3) Advanced Materials and Tools
[Management Policies]
Become a value supplier in the worldwide automobile, aircraft and information technology industries. --Strive to expand sales of cemented carbide products through aggressive global expansion drawing on our strength in manufacturing capabilities encompassing tungsten and such similar materials, and expand the business of cemented carbide products and high-performance alloy products in the aircraft industry, which is a new market.
[Basic Strategies]
(Cemented carbide products)
Build manufacturing and sales structures to cope with global-scale automobile manufacturing.
(Powder metallurgy)
Build foundations to expand globally in line with the growing worldwide demand for automobiles.
(High-performance alloy products)
Promote the selective concentration of products and concentrate resources on manufacturing products for the turbines, aircraft and automobile industries.

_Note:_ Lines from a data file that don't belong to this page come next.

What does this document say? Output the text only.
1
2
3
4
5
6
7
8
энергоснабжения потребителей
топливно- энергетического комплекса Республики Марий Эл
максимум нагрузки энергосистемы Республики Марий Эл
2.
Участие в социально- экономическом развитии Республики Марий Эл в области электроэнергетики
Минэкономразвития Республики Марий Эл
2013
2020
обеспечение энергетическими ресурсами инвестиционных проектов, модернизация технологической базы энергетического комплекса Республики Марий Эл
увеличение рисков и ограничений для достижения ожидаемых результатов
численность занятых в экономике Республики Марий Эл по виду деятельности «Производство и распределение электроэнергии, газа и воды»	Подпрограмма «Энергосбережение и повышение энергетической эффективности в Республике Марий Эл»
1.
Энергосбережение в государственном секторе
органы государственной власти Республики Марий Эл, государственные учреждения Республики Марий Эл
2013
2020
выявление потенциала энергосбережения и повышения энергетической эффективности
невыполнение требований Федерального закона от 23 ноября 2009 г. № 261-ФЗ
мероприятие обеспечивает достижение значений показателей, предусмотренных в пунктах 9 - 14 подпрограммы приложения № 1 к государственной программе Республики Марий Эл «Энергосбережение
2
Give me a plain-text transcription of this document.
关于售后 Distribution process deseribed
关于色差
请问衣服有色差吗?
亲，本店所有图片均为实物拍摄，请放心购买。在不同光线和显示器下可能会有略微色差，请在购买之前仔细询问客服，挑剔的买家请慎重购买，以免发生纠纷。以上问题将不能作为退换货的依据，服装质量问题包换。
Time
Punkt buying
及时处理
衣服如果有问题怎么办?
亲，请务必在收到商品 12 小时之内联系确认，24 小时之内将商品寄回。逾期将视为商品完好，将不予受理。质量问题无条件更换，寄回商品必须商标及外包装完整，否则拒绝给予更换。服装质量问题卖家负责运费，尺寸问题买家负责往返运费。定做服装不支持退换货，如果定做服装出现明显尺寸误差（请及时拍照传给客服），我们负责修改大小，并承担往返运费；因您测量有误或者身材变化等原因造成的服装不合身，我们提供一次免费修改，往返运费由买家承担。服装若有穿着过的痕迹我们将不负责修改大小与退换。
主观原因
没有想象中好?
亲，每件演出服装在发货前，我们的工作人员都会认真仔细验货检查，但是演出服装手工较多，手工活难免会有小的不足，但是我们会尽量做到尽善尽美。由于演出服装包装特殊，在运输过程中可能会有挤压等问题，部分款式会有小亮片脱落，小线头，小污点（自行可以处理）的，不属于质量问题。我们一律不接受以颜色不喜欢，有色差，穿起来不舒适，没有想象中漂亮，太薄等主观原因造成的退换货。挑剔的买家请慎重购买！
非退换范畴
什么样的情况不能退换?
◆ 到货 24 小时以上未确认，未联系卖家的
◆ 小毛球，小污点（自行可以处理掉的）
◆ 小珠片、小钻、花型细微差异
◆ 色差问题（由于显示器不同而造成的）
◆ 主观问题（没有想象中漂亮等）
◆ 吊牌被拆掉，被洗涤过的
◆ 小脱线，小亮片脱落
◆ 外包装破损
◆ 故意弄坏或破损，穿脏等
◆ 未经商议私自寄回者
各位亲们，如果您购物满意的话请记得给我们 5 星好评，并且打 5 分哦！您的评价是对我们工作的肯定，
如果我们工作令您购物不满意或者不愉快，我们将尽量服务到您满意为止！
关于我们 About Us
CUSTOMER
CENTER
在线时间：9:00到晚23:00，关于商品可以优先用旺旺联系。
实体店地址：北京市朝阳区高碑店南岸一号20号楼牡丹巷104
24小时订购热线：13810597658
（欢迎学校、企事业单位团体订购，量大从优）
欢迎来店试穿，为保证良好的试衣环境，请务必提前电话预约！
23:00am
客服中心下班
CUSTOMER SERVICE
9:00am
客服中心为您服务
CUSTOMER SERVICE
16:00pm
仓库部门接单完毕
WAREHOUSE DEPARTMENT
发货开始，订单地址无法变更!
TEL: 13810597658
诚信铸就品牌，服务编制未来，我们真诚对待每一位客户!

4) Electronic Materials and Components
[Management Policies]
Enhance profitability through the vertical value chain of silicon-related products and by manufacturing the best niche products. --Expand the lineup and productivity of semiconductor-related products, drawing on our strength in handling polycrystalline silicon, which is a main material of semiconductor wafers.
[Basic Strategies]
(Silicon)
Expand the productivity of polycrystalline silicon, mainly at SUMCO Corp., responding to growing demand for semiconductor wafers.
(Advanced materials)
Center on the best niche products through the capabilities of materials development, mainly of semiconductor-related products.
(Electronic components)
Enhance the capabilities of product development and timely release the quality-assured electronic components.
5) Aluminum
[Management Policies]
Nurture the vertical value chain.
--Establish a value chain by reinforcing competitiveness, differentiating our strength in handling upstream aluminum products (rolled products) and downstream products (aluminum cans).
[Basic Strategies]
(Aluminum cans)
Return to the positive figures of Universal Can Corp., through review on sales price, further cost reduction and sales expansion of newly-developed products.
(Rolled products)
For quality improvement/streamlining, promote the renewal or remodel of facilities with those of Mitsubishi Aluminum Co., Ltd., centering on sales expansion of automobile-related products to enhance earnings base.